Our Research Laboratories

The Cooney Lab (Sepsis and Nutrition)

Dr Cooney’s research program is focused on several areas in surgical metabolism including: anabolic failure after injury or infection, mechanisms of diabetes resolution after bariatric surgery and more recently the regulation of intestinal inflammation. 

  1. Anabolic Failure: The metabolic response to injury and infection results in the reprioritization of protein metabolism and loss of muscle mass.  The development of “Growth Hormone Resistance” is a major cause of anabolic failure. Dr. Cooney’ laboratory lead a NIH funded research program examining the molecular mechanisms of hepatic GH resistance for the last 16 years.
  2. Resolution of Diabetes: Dr Cooney’s laboratory has used a combination of animal models, cell culture studies and translational studies in morbidly obese patients having gastric bypass surgery to improve our understanding of how bariatric surgery procedures improve insulin sensitivity and diabetes before significant weight loss occurs. Ongoing studies include proteomic analysis of pre- and post-RYGB patients, animals studies of intestinal glucose transport and L cell function.
  3. Regulation of Intestinal Inflammation:  Several clinically important conditions including necrotizing enterocolitis (NEC) and inflammatory bowel disease (IBD) result in potentially life threatening intestinal inflammation.  Our laboratory is working to understand the mechanisms by which short chain fatty acids (SCFAs) and other potential mediators cause inflammation of the intestinal epithelium. In addition, we are working to understand how diet, specific nutrients and other factors can be used to attenuate and potentially treat intestinal inflammation.  

The Gahtan Lab (Vascular Surgery)

The Vascular Surgery Reseach Laboratory dominantly studies the role of thrombospondin-1 (TSP-1) in peripheral arterial disease and the process of intimal hyperplasia. TSP-1, a matricellular glycoprotein that was first discovered during the 1970s, is released by platelets during the formation of a hemostatic plug. In addition, macrophages, monocytes, fibroblasts, vascular smooth muscle cells, tumor cells, and endothelial cells also secrete or their function is modulated by TSP-1. The lab mostly focuses on the effects of thrombospondin-1 on vascular smooth muscle cells in vitro and the effects of TSP-1 in vivo on intimal hyperplasia.  The laboratory mostly studies intracellular signaling cascade regulated by TSP-1, the role of statin drugs on TSP-1 inducible IH and vascular smooth muscle cell migration. Collaborations with the Syracuse Biomaterials Institute are also ongoing. The lab has a PhD faculty on site, an experienced senior laboratory technician, and postdoctoral fellows. The lab is currently funded through a VA Merit Award. Clinical research interests include clinical and functional outcomes after vascular reconstruction, noninvasive vascular imaging, and surveillance techniques and protocols.

The Nieman Lab (Cardiopulmonary and Critical Care)

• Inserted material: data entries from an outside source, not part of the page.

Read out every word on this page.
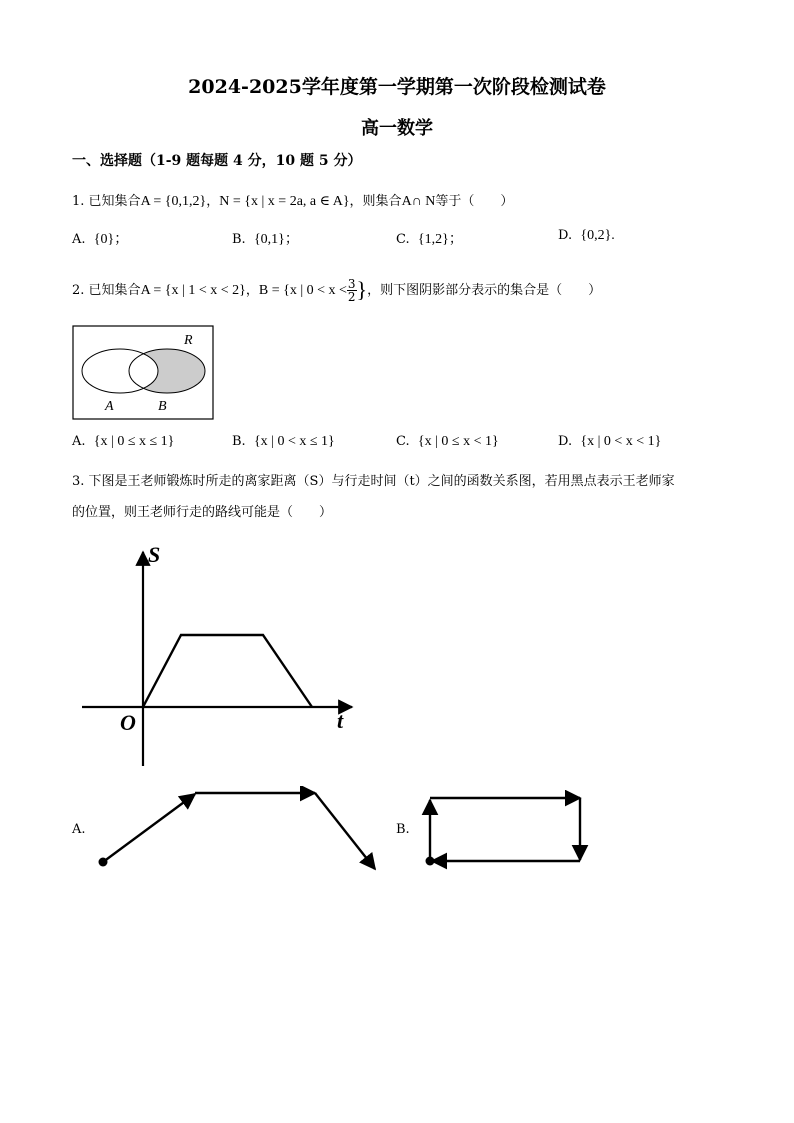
2024-2025学年度第一学期第一次阶段检测试卷
高一数学
一、选择题（1-9 题每题 4 分，10 题 5 分）
1. 已知集合A = {0,1,2}，N = {x | x = 2a, a ∈ A}，则集合A∩ N等于（　　）
A. {0}；	B. {0,1}；	C. {1,2}；	D. {0,2}.
2. 已知集合A = {x | 1 < x < 2}，B = {x | $0 < x < \frac{3}{2}$ }，则下图阴影部分表示的集合是（　　）
R
A	B
A. {x | 0 ≤ x ≤ 1}	B. {x | 0 < x ≤ 1}	C. {x | 0 ≤ x < 1}	D. {x | 0 < x < 1}
3. 下图是王老师锻炼时所走的离家距离（S）与行走时间（t）之间的函数关系图，若用黑点表示王老师家
的位置，则王老师行走的路线可能是（　　）
S
t
O
A.	B.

The Cardiopulmonary and Critical Care Laboratory has a research focus on the pathogenesis and treatment of the acute respiratory distress syndrome (ARDS), ventilator induced lung injury (VILI) and multiple organ dysfunction syndrome (MODS). There are four main areas of research:

  1. understanding the pathogenesis of systemic inflammation as it relates to the development of ARDS
  2. investigating the role played by toxic ascites in propagating systemic inflammation and multiple organ dysfunction syndrome (MODS)
  3. determining the impact of mechanical ventilation, in the form of ventilator induced lung injury (VILI), in ARDS pathogenesis
  4. using this knowledge in discovering methods to prevent the development of ARDS by preemptive application of direct peritoneal resuscitation and protective mechanical ventilation

The Wang Lab (Surfactant Biology)

Dr Wang's Laboratory focuses on the physiology of surfactant proteins and their role in pathophysiology using both animal disease models (sepsis, bacterial pneumonia and urinary tract infection) and human patients. 

Surfactant proteins A and D (SP-A and SP-D) are members of C-type lectin family, which play a critical role in host defense, inflammation and lung homeostasis. Surfactant protein B (SP-B) is a key component of pulmonary surfactant and is essential for normal lung function. To explore the cellular and molecular mechanisms of surfactant proteins in the variety of pulmonary diseases we have generated humanized transgenic mice which carry genetic variant of human surfactant protein gene, then these humanized transgenic mice as well as gene deficient (knockout) mice are used in our work. In another project, we investigate the role of intronic cis-acting elements and trans-acting factors on RNA splicing of surfactant proteins in lung development and diseases.